Why and how do P&I clubs influence the counter-piracy practice of merchant ships in the high sea, high-risk trade routes?
This project will follow on from the research undertaken for my dissertation as a requirement of the MA in Violence, Terrorism, and Security at Queen’s University Belfast. While my MA dissertation sought to present a hybrid theory of securitization in unconventional spaces this project will seek to understand discourses of threat and how they transcend into practice through industrial actors. This will primarily be through a study of protection and indemnity (P&I) clubs to identify how and why they seek to influence the logistical practices of counter-piracy practice?
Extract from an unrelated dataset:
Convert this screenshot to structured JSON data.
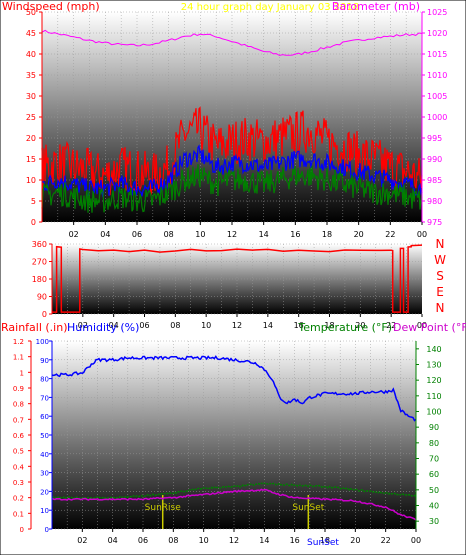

The project will no doubt explore further questions such as to how the significant role of private businesses affects understandings of sovereignty in international relations? How do states ensure they are responsible for maintaining a criminal justice system in the maritime domain? What is the referent object/securitization dynamic between key actors (private business, P&I clubs, shipping companies, states, international organizations)? What/Who is the law of the sea protecting and why? The project will also seek to identify methods of best practice in counter-piracy regimes and allow for the voices of seafarers and industry to be addressed throughout.
All of these questions and more will contribute to the projects interdisciplinary nature and a mixed methods approach that will allow the exploration of international trade law, maritime law, security studies, piracy studies and international relations in one of the most exciting, unconventional spaces of global governance.